That was 14 years ago–the last time I thought about him until the Roman Catholic Church scandal broke in 2001 and I found myself wondering why the victims had waited so long to tell anyone. I never stopped to ask myself the same question. I didn’t yet realize that they were just like me: they had been used by someone they looked up to and were too ashamed to admit it, even to themselves.
My older brother Mike (no real names are used) and I were “Irish twins,” born 10 months apart. We grew up on a dead end four blocks from where Ed Kell lived in a blue-collar, predominantly Catholic suburb an hour west of Boston.
Being around Ed–a former Packers draft pick–was like walking on an active volcano. Whoever was foolish enough to argue with him, or wasn’t white, Irish or Catholic, became his prey, but the times he was nice to you made you feel as if you’d won an award. He was just a self-appointed neighborhood coach, but to us he was superhuman, and he would demonstrate this by reverse-curling hundreds of pounds or crushing bottle caps between his fingers.
The day before it happened, I was shooting free throws at Mr. Johnson’s when Ed came down the road. “Heard you sprained your ankle,” he said.
“Yeah, but the doctor said it’s almost better,” I said, turning the ball in my hands.

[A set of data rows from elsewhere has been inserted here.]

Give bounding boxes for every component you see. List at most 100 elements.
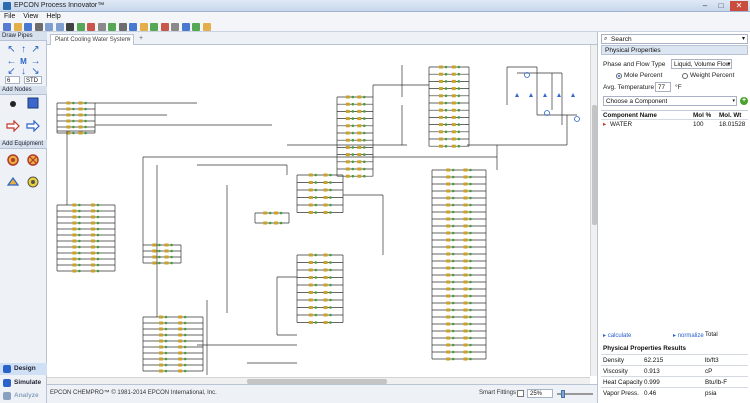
node-icon[interactable] (469, 217, 472, 221)
valve-icon[interactable] (345, 174, 350, 178)
chart-icon[interactable] (181, 23, 190, 31)
node-icon[interactable] (164, 327, 168, 331)
valve-icon[interactable] (463, 238, 468, 242)
control-valve-icon[interactable] (26, 176, 40, 188)
valve-icon[interactable] (463, 280, 468, 284)
node-icon[interactable] (451, 210, 455, 214)
valve-icon[interactable] (323, 298, 328, 302)
node-icon[interactable] (84, 107, 87, 111)
valve-icon[interactable] (66, 101, 71, 105)
node-icon[interactable] (457, 80, 461, 83)
node-icon[interactable] (84, 119, 87, 123)
node-icon[interactable] (351, 131, 355, 135)
node-icon[interactable] (451, 322, 455, 326)
valve-icon[interactable] (66, 125, 71, 129)
valve-icon[interactable] (439, 94, 443, 98)
node-icon[interactable] (170, 255, 173, 259)
valve-icon[interactable] (357, 109, 362, 113)
valve-icon[interactable] (178, 369, 183, 373)
valve-icon[interactable] (446, 343, 451, 347)
node-icon[interactable] (314, 283, 318, 287)
valve-icon[interactable] (323, 268, 328, 272)
valve-icon[interactable] (451, 108, 456, 112)
menu-file[interactable]: File (0, 12, 19, 21)
wrench-icon[interactable] (97, 23, 106, 31)
node-icon[interactable] (314, 203, 318, 207)
calculator-icon[interactable] (118, 23, 127, 31)
node-icon[interactable] (469, 308, 472, 312)
node-icon[interactable] (314, 261, 318, 264)
node-icon[interactable] (469, 203, 472, 207)
settings-icon[interactable] (171, 23, 179, 31)
avg-temperature-input[interactable]: 77 (655, 82, 671, 92)
valve-icon[interactable] (72, 227, 77, 231)
menu-view[interactable]: View (19, 12, 42, 21)
valve-icon[interactable] (345, 153, 350, 157)
valve-icon[interactable] (90, 215, 95, 219)
node-icon[interactable] (78, 251, 81, 255)
add-component-icon[interactable]: + (740, 97, 748, 105)
design-mode-button[interactable]: Design (0, 363, 47, 375)
valve-icon[interactable] (357, 102, 362, 106)
valve-icon[interactable] (345, 117, 350, 121)
valve-icon[interactable] (308, 253, 313, 257)
node-icon[interactable] (363, 153, 366, 156)
node-icon[interactable] (351, 102, 355, 106)
node-icon[interactable] (451, 238, 455, 242)
node-icon[interactable] (363, 110, 366, 113)
calculate-link[interactable]: ▸ calculate (603, 332, 631, 339)
node-icon[interactable] (444, 72, 448, 76)
node-icon[interactable] (451, 273, 455, 277)
valve-icon[interactable] (164, 249, 169, 253)
paste-icon[interactable] (55, 23, 64, 31)
node-icon[interactable] (314, 196, 318, 199)
valve-icon[interactable] (439, 144, 443, 148)
node-icon[interactable] (451, 329, 455, 333)
valve-icon[interactable] (357, 95, 362, 99)
node-icon[interactable] (444, 123, 448, 126)
text-tool-icon[interactable] (66, 23, 74, 31)
node-icon[interactable] (158, 255, 161, 259)
node-icon[interactable] (363, 138, 366, 142)
valve-icon[interactable] (446, 231, 451, 235)
valve-icon[interactable] (164, 261, 169, 265)
valve-icon[interactable] (451, 137, 456, 141)
valve-icon[interactable] (463, 301, 468, 305)
valve-icon[interactable] (446, 252, 451, 256)
node-icon[interactable] (314, 181, 318, 184)
valve-icon[interactable] (446, 196, 451, 200)
node-icon[interactable] (314, 276, 318, 279)
valve-icon[interactable] (439, 79, 443, 83)
valve-icon[interactable] (90, 227, 95, 231)
node-icon[interactable] (329, 253, 332, 257)
node-icon[interactable] (329, 261, 332, 264)
node-icon[interactable] (314, 321, 318, 324)
heat-exchanger-icon[interactable] (6, 176, 20, 188)
valve-icon[interactable] (90, 209, 95, 213)
node-icon[interactable] (351, 117, 355, 120)
valve-icon[interactable] (308, 196, 313, 199)
node-icon[interactable] (457, 108, 461, 112)
valve-icon[interactable] (323, 283, 328, 287)
add-tab-icon[interactable]: + (137, 35, 145, 43)
pump-icon[interactable] (6, 154, 20, 166)
node-icon[interactable] (469, 231, 472, 235)
valve-icon[interactable] (357, 117, 362, 121)
valve-icon[interactable] (159, 315, 163, 319)
valve-icon[interactable] (463, 231, 468, 235)
valve-icon[interactable] (159, 321, 163, 325)
node-icon[interactable] (96, 239, 100, 243)
node-icon[interactable] (78, 221, 81, 225)
node-icon[interactable] (451, 308, 455, 312)
valve-icon[interactable] (178, 345, 183, 349)
node-icon[interactable] (329, 298, 332, 302)
valve-icon[interactable] (446, 294, 451, 298)
valve-icon[interactable] (178, 327, 183, 331)
valve-icon[interactable] (446, 315, 451, 319)
node-icon[interactable] (329, 211, 332, 214)
valve-icon[interactable] (323, 196, 328, 199)
valve-icon[interactable] (178, 363, 183, 367)
node-icon[interactable] (78, 257, 81, 261)
tab-plant-cooling-water-system[interactable]: Plant Cooling Water System × (50, 34, 134, 45)
node-icon[interactable] (469, 322, 472, 326)
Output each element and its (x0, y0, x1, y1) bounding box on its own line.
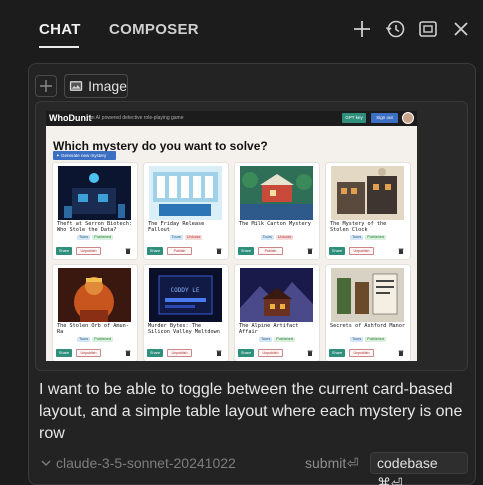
publish-toggle-button: Unpublish (76, 247, 101, 255)
card-title: The Milk Carton Mystery (239, 221, 311, 227)
submit-button[interactable]: submit (305, 455, 346, 471)
mystery-card: CODDY LE Murder Bytes: The Silicon Valle… (144, 265, 228, 361)
status-badge: Published (365, 235, 386, 240)
card-thumbnail (240, 268, 313, 322)
mystery-card: The Mystery of the Stolen Clock Tours Pub… (326, 163, 410, 259)
share-button: Share (56, 349, 72, 357)
codebase-button[interactable]: codebase ⌘⏎ (370, 452, 468, 485)
card-title: Theft at Serron Biotech: Who Stole the D… (57, 221, 132, 233)
trash-icon (398, 248, 404, 254)
neon-sign-text: CODDY LE (171, 287, 200, 294)
card-title: The Stolen Orb of Amun-Ra (57, 323, 129, 335)
card-title: The Mystery of the Stolen Clock (330, 221, 387, 233)
trash-icon (307, 350, 313, 356)
chevron-down-icon[interactable] (40, 458, 52, 468)
card-thumbnail (331, 268, 404, 322)
trash-icon (307, 248, 313, 254)
chat-input-footer: claude-3-5-sonnet-20241022 submit ⏎ code… (0, 452, 483, 485)
card-badges: Tours Published (326, 235, 410, 240)
share-button: Share (147, 349, 163, 357)
publish-toggle-button: Publish (258, 247, 283, 255)
generate-mystery-button: ✦ Generate new mystery (53, 151, 116, 160)
tours-badge: Tours (350, 337, 364, 342)
mystery-card: The Alpine Artifact Affair Tours Publishe… (235, 265, 319, 361)
tours-badge: Tours (350, 235, 364, 240)
plus-icon[interactable] (351, 18, 373, 40)
mystery-card: The Stolen Orb of Amun-Ra Tours Published… (53, 265, 137, 361)
publish-toggle-button: Unpublish (167, 349, 192, 357)
sign-out-button: Sign out (371, 113, 398, 123)
publish-toggle-button: Unpublish (258, 349, 283, 357)
mystery-card: The Milk Carton Mystery Tours Unlocks Sha… (235, 163, 319, 259)
attached-screenshot[interactable]: WhoDunit an AI powered detective role-pl… (46, 111, 417, 361)
status-badge: Unlocks (275, 235, 294, 240)
card-title: The Friday Release Fallout (148, 221, 205, 233)
card-title: Secrets of Ashford Manor (330, 323, 405, 329)
trash-icon (216, 248, 222, 254)
trash-icon (216, 350, 222, 356)
mystery-card: Theft at Serron Biotech: Who Stole the D… (53, 163, 137, 259)
close-icon[interactable] (450, 18, 472, 40)
model-selector[interactable]: claude-3-5-sonnet-20241022 (56, 455, 236, 471)
panel-header: CHAT COMPOSER (0, 0, 483, 60)
share-button: Share (238, 349, 254, 357)
plus-icon (40, 80, 52, 92)
status-badge: Published (274, 337, 295, 342)
card-thumbnail (240, 166, 313, 220)
app-title: WhoDunit (49, 113, 92, 123)
card-title: The Alpine Artifact Affair (239, 323, 299, 335)
mystery-card: Secrets of Ashford Manor Tours Published … (326, 265, 410, 361)
app-tagline: an AI powered detective role-playing gam… (89, 115, 184, 121)
app-navbar: WhoDunit an AI powered detective role-pl… (46, 111, 417, 126)
mystery-card: The Friday Release Fallout Tours Unlocks … (144, 163, 228, 259)
active-tab-indicator (39, 46, 79, 48)
trash-icon (398, 350, 404, 356)
card-badges: Tours Unlocks (144, 235, 228, 240)
trash-icon (125, 248, 131, 254)
publish-toggle-button: Unpublish (349, 349, 374, 357)
image-icon (69, 81, 83, 91)
trash-icon (125, 350, 131, 356)
status-badge: Published (92, 235, 113, 240)
share-button: Share (329, 247, 345, 255)
card-badges: Tours Published (53, 235, 137, 240)
avatar (402, 112, 414, 124)
share-button: Share (56, 247, 72, 255)
add-context-button[interactable] (35, 75, 57, 97)
maximize-icon[interactable] (417, 18, 439, 40)
card-thumbnail (58, 268, 131, 322)
gpt-key-button: GPT key (342, 113, 366, 123)
tours-badge: Tours (260, 235, 274, 240)
publish-toggle-button: Unpublish (349, 247, 374, 255)
tours-badge: Tours (77, 235, 91, 240)
enter-key-icon: ⏎ (347, 455, 359, 471)
share-button: Share (238, 247, 254, 255)
card-thumbnail: CODDY LE (149, 268, 222, 322)
tours-badge: Tours (259, 337, 273, 342)
status-badge: Published (365, 337, 386, 342)
card-thumbnail (149, 166, 222, 220)
card-thumbnail (58, 166, 131, 220)
image-attachment-chip[interactable]: Image (64, 74, 128, 98)
publish-toggle-button: Publish (167, 247, 192, 255)
tours-badge: Tours (77, 337, 91, 342)
card-thumbnail (331, 166, 404, 220)
status-badge: Unlocks (184, 235, 203, 240)
tab-chat[interactable]: CHAT (39, 21, 81, 38)
share-button: Share (329, 349, 345, 357)
card-title: Murder Bytes: The Silicon Valley Meltdow… (148, 323, 220, 335)
tours-badge: Tours (169, 235, 183, 240)
card-badges: Tours Unlocks (235, 235, 319, 240)
card-badges: Tours Published (53, 337, 137, 342)
publish-toggle-button: Unpublish (76, 349, 101, 357)
image-chip-label: Image (88, 78, 127, 94)
status-badge: Published (92, 337, 113, 342)
card-badges: Tours Published (326, 337, 410, 342)
card-badges: Tours Published (235, 337, 319, 342)
tab-composer[interactable]: COMPOSER (109, 21, 199, 38)
history-icon[interactable] (384, 18, 406, 40)
chat-input-text[interactable]: I want to be able to toggle between the … (39, 379, 467, 445)
share-button: Share (147, 247, 163, 255)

“Doctors don’t know jack,” he said. “Come by tomorrow. I’ll check the muscle tone like I did for your brother.”
The next day I walked to Ed ’s house. He seemed nervous. Without any small talk he nodded to the door of a room. “I’ll be in in a minute. Take off your sneakers and socks.” I did what he said and waited. He walked in smoking his cigarette, pulled a chair in front of me and, speaking lower than usual, said, “Let’s have a look.”

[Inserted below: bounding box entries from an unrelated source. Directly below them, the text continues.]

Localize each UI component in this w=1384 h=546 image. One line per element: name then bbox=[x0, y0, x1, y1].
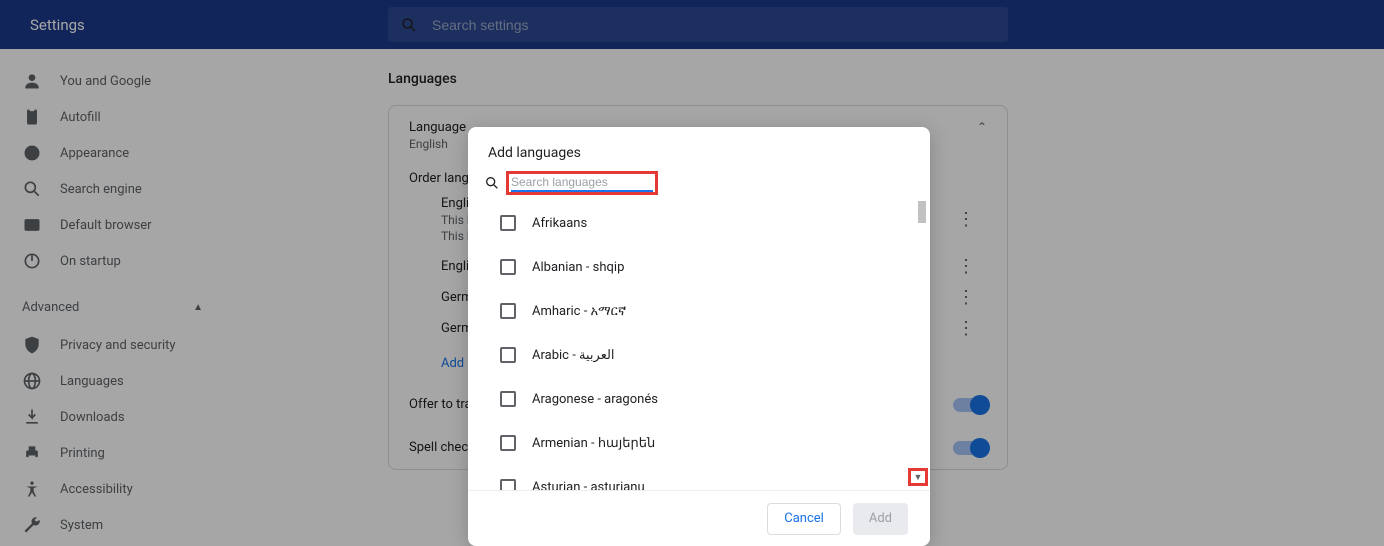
language-option-label: Arabic - العربية bbox=[532, 348, 615, 363]
checkbox[interactable] bbox=[500, 303, 516, 319]
search-icon bbox=[484, 175, 500, 191]
cancel-button[interactable]: Cancel bbox=[767, 503, 841, 535]
checkbox[interactable] bbox=[500, 347, 516, 363]
language-option[interactable]: Asturian - asturianu bbox=[500, 465, 930, 490]
add-languages-dialog: Add languages AfrikaansAlbanian - shqipA… bbox=[468, 127, 930, 546]
dialog-title: Add languages bbox=[468, 127, 930, 171]
language-option-label: Amharic - አማርኛ bbox=[532, 304, 626, 319]
language-option-label: Armenian - հայերեն bbox=[532, 436, 655, 451]
language-option[interactable]: Amharic - አማርኛ bbox=[500, 289, 930, 333]
checkbox[interactable] bbox=[500, 215, 516, 231]
language-option[interactable]: Armenian - հայերեն bbox=[500, 421, 930, 465]
dialog-footer: Cancel Add bbox=[468, 490, 930, 546]
language-option[interactable]: Albanian - shqip bbox=[500, 245, 930, 289]
search-highlight-box bbox=[506, 171, 658, 195]
language-option-label: Asturian - asturianu bbox=[532, 480, 645, 491]
language-option-label: Afrikaans bbox=[532, 216, 587, 231]
language-option[interactable]: Arabic - العربية bbox=[500, 333, 930, 377]
dialog-search-row bbox=[468, 171, 930, 201]
language-option-label: Albanian - shqip bbox=[532, 260, 624, 275]
checkbox[interactable] bbox=[500, 479, 516, 490]
add-button[interactable]: Add bbox=[853, 503, 908, 535]
language-option[interactable]: Aragonese - aragonés bbox=[500, 377, 930, 421]
scroll-thumb[interactable] bbox=[918, 201, 926, 223]
language-option[interactable]: Afrikaans bbox=[500, 201, 930, 245]
checkbox[interactable] bbox=[500, 435, 516, 451]
language-option-label: Aragonese - aragonés bbox=[532, 392, 658, 407]
language-list: Afrikaans Albanian - shqip Amharic - አማርኛ A… bbox=[468, 201, 930, 490]
checkbox[interactable] bbox=[500, 391, 516, 407]
language-search-input[interactable] bbox=[511, 175, 653, 192]
scroll-down-arrow[interactable]: ▼ bbox=[908, 468, 928, 486]
checkbox[interactable] bbox=[500, 259, 516, 275]
scrollbar[interactable]: ▼ bbox=[914, 201, 928, 490]
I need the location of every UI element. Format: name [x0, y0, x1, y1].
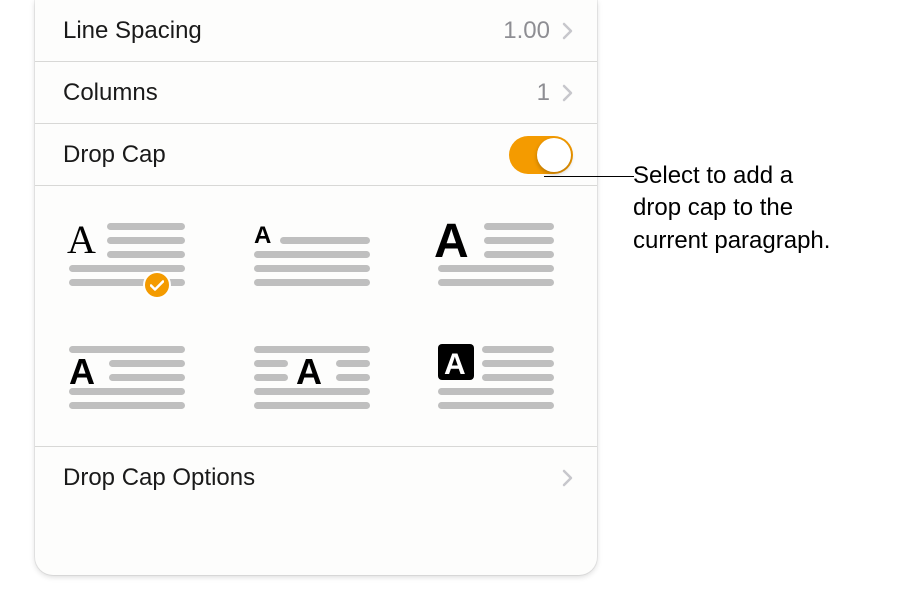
drop-cap-row: Drop Cap — [35, 124, 597, 186]
drop-cap-style-6-icon: A — [434, 340, 562, 418]
drop-cap-toggle[interactable] — [509, 136, 573, 174]
drop-cap-options-row[interactable]: Drop Cap Options — [35, 447, 597, 509]
svg-text:A: A — [434, 217, 469, 268]
check-badge-icon — [143, 271, 171, 299]
toggle-knob — [537, 138, 571, 172]
line-spacing-row[interactable]: Line Spacing 1.00 — [35, 0, 597, 62]
drop-cap-style-1[interactable]: A — [59, 208, 199, 303]
drop-cap-style-2-icon: A — [250, 217, 378, 295]
drop-cap-style-5[interactable]: A — [244, 331, 384, 426]
drop-cap-style-6[interactable]: A — [428, 331, 568, 426]
line-spacing-value-container: 1.00 — [503, 17, 573, 45]
columns-value: 1 — [537, 79, 550, 107]
columns-value-container: 1 — [537, 79, 573, 107]
chevron-right-icon — [562, 22, 573, 40]
drop-cap-style-5-icon: A — [250, 340, 378, 418]
callout-line-3: current paragraph. — [633, 225, 830, 257]
drop-cap-style-4-icon: A — [65, 340, 193, 418]
line-spacing-value: 1.00 — [503, 17, 550, 45]
drop-cap-style-3[interactable]: A — [428, 208, 568, 303]
callout-connector-line — [544, 176, 634, 177]
drop-cap-style-3-icon: A — [434, 217, 562, 295]
drop-cap-toggle-container — [509, 136, 573, 174]
drop-cap-style-2[interactable]: A — [244, 208, 384, 303]
drop-cap-style-1-icon: A — [65, 217, 193, 295]
columns-row[interactable]: Columns 1 — [35, 62, 597, 124]
columns-label: Columns — [63, 79, 158, 107]
svg-text:A: A — [67, 217, 96, 262]
drop-cap-label: Drop Cap — [63, 141, 166, 169]
drop-cap-style-4[interactable]: A — [59, 331, 199, 426]
chevron-right-icon — [562, 84, 573, 102]
drop-cap-options-label: Drop Cap Options — [63, 464, 255, 492]
drop-cap-styles-grid: A A — [59, 208, 573, 426]
line-spacing-label: Line Spacing — [63, 17, 202, 45]
svg-text:A: A — [296, 351, 322, 392]
callout-line-2: drop cap to the — [633, 192, 830, 224]
svg-text:A: A — [69, 351, 95, 392]
chevron-right-icon — [562, 469, 573, 487]
format-panel: Line Spacing 1.00 Columns 1 Drop Cap — [35, 0, 597, 575]
drop-cap-styles-container: A A — [35, 186, 597, 447]
callout-line-1: Select to add a — [633, 160, 830, 192]
svg-text:A: A — [254, 222, 271, 249]
svg-text:A: A — [444, 348, 466, 381]
callout-text: Select to add a drop cap to the current … — [633, 160, 830, 257]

He looked at my sprained right ankle and compared it with the left. Then he said, “Stand up.” He touched them both, mumbling about swelling and ligaments, then told me to roll my pants up to my knees so he could look for signs I was favoring it. When I did he said, “No, you’re gonna have to take ’em off. I need to look at the rest of your leg.” I was in shock, but with the notion of being at the doctor’s–awkward but necessary–I took them off.
As I walked home, I kept remembering his hands shaking as he said, “Take down your underwear.” It all came flooding back to me–the day my mother saw Ed going through Mike’s underwear drawer and he claimed he was only looking at his posters, and another time when she saw him talking to Mike in his bedroom. It hit me–I’d been molested.

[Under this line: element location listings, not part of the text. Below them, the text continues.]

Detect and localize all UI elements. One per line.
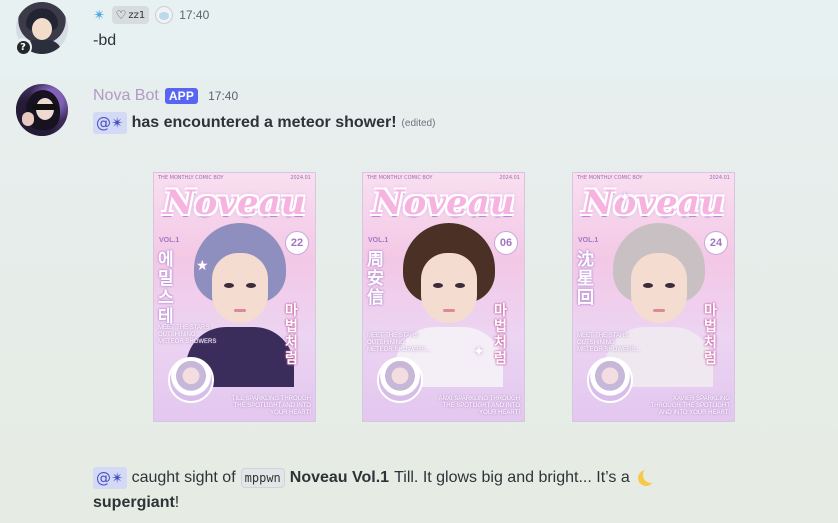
inline-code: mppwn [240,468,285,488]
user-mention[interactable]: @✴ [93,112,127,134]
card-korean-side: 沈星回 [577,250,594,308]
message-3-text: @✴ caught sight of mppwn Noveau Vol.1 Ti… [93,466,659,490]
star-icon: ✦ [619,189,631,205]
card-image-1[interactable]: THE MONTHLY COMIC BOY 2024.01 Noveau VOL.… [153,172,316,422]
card-korean-right: 마법처럼 [704,303,717,367]
bot-username[interactable]: Nova Bot [93,87,159,105]
card-korean-right: 마법처럼 [494,303,507,367]
message-2-header: Nova Bot APP 17:40 [93,86,238,106]
card-title: Noveau [163,183,306,223]
card-korean-side: 周安信 [367,250,384,308]
message-2-text: @✴ has encountered a meteor shower! (edi… [93,112,435,134]
card-small-right: ANXI SPARKLING THROUGH THE SPOTLIGHT AND… [438,396,520,416]
card-small-left: MEET THE STARS OUTSHINING METEOR SHOWERS… [577,333,641,353]
card-vol: VOL.1 [578,237,599,244]
card-portrait [184,223,296,387]
card-korean-side: 에밀스테 [158,250,174,327]
card-vol: VOL.1 [159,237,180,244]
heart-icon: ♡ [115,8,127,22]
role-icon[interactable] [155,6,174,24]
user-mention[interactable]: @✴ [93,467,127,489]
card-small-right: TILL SPARKLING THROUGH THE SPOTLIGHT AND… [231,396,311,416]
card-small-right: XAVIER SPARKLING THROUGH THE SPOTLIGHT A… [650,396,730,416]
card-number: 24 [704,231,728,255]
app-badge: APP [164,88,199,104]
star-icon: ★ [196,257,209,273]
message-3-line-2: supergiant! [93,494,180,511]
card-number: 06 [494,231,518,255]
card-small-left: MEET THE STARS OUTSHINING METEOR SHOWERS… [367,333,431,353]
star-icon: ✦ [473,343,485,359]
card-vol: VOL.1 [368,237,389,244]
crescent-moon-icon [635,467,659,489]
caught-text: caught sight of [131,469,236,486]
card-mini-portrait [377,357,423,403]
card-small-left: MEET THE STARS OUTSHINING METEOR SHOWERS [158,325,217,345]
encounter-text: has encountered a meteor shower! [131,114,397,131]
card-name: Noveau Vol.1 [289,469,390,486]
message-1-header: ✴ ♡ zz1 17:40 [93,5,209,25]
bot-avatar[interactable] [16,84,68,136]
timestamp[interactable]: 17:40 [179,8,209,22]
card-image-3[interactable]: THE MONTHLY COMIC BOY 2024.01 Noveau VOL.… [572,172,735,422]
glow-text: Till. It glows big and bright... It’s a [394,469,630,486]
card-title: Noveau [372,183,515,223]
card-image-2[interactable]: THE MONTHLY COMIC BOY 2024.01 Noveau VOL.… [362,172,525,422]
card-mini-portrait [587,357,633,403]
username[interactable]: ✴ [93,6,106,24]
edited-label[interactable]: (edited) [402,118,436,129]
card-title: Noveau [582,183,725,223]
clan-tag[interactable]: ♡ zz1 [111,6,150,24]
status-unknown-icon: ? [14,38,32,56]
card-number: 22 [285,231,309,255]
message-1-text: -bd [93,32,117,49]
card-korean-right: 마법처럼 [285,303,298,367]
rarity-label: supergiant [93,494,175,511]
card-mini-portrait [168,357,214,403]
timestamp[interactable]: 17:40 [208,89,238,103]
clan-tag-label: zz1 [128,9,146,21]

When I got home, I took the basketball outside and started punching it until I was on the verge of tears. I thought, what if he comes over now looking for more? I’ll throw this ball at his head, then get the hammer from the garage and tear into him with the hooked end. Sure enough, a couple of hours later he came by. “How’s it going?” he said, leaning out his car window. I didn’t answer. “Your brother home?”
“No.”
“All right, tell him I dropped by,” he said as he eased the car down the street.
I hadn’t even raised my voice. I stood there, hating myself even more than I hated him. Telling my parents would only make the nightmare real. I wasn’t trying to stop Ed Kell or even avenge my brother–if it had happened to him he wouldn’t want to talk about it, either. I was trying to forget.
The next time I thought about it was a couple of years later, when I heard a state trooper came home and caught Ed molesting his son. There was no exposure–just the officer and his friends beating Ed unconscious.
Ed’s death made me face, as an adult, what had happened, but I needed 14 more years of forgetting and months of reading about the church scandal before the memory surfaced again. For all those years I was either in denial or too ashamed to tell. If I had, maybe it never would have happened to the state trooper’s son. Maybe my brother and I wouldn’t have waited 20 years to talk about it.
As Tim Robbins accepted his Oscar last February for playing an abuse victim in “Mystic River,” he told all victims that “there is no shame” in telling. As a 13-year-old, I didn’t realize I had a choice, but as an adult, I do. I choose not to be ashamed anymore. I choose not to be silent.